What are you going to do about Dad's house? He can't live alone in it anymore.
It's not easy when this happens. Dad will be living with you or in a facility. Will you move into his house or will he move in to yours? Lots of changes for everyone. 
Dad probably hasn't updated his home for years and now you have to decide if you will sell 'as is' or do some updating. Dad may need the funds to live on.
From a Staging point of view, if you are selling, updating as much as you can within your budget is the way to go. The home should appeal to as many types of buyers as possible.
If you are moving into his house and renovations are necessary, remember that some day you may want to sell. You don't want to have to undo the changes so it will appeal to buyers. For example, turning the living room and dining room into a bedroom/bathroom suite for Dad on the main floor may work now, but when you sell have you devalued your home? Remember, you may have to sell eventually to settle his estate.

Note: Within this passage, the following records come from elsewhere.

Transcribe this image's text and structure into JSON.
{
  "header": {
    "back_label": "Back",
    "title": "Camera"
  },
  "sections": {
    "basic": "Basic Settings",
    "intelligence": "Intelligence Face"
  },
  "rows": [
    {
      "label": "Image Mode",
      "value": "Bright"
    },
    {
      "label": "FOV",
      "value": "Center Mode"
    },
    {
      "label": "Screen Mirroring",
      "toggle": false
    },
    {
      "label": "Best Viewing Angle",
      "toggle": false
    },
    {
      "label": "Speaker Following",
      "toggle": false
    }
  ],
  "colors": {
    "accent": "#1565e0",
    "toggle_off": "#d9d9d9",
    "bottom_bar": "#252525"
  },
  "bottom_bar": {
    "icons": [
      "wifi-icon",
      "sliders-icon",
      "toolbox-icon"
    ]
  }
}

Take a step back, bring in Realty Professionals as well as a designer/contractor for ideas. You want to know what features today's buyers are looking for in a home ... open concept, living room, dining room, kitchen, bathrooms, great rooms etc.
Here are a few basics buyers want:
Clean - in 'as is' condition or updated, this is always effective. It helps show that the home is well maintained.
Lots of natural light - remove those dated window treatments and let in the natural light.
Storage - everyone has 'stuff' they need to put away. Show off the storage spaces in the house.
Space - show them that this home has spacious rooms for its size. This may mean removing pieces or rearranging a room for good traffic flow.
A neutral 'shell' - using a neutral color scheme allows buyers to bring in any color of furnishings and feel comfortable.
Updates - to appeal to the largest group of buyers, show them they can move in and live comfortably without extensive work.
Step back, take some time, do your research and then decide what is best for you and Dad.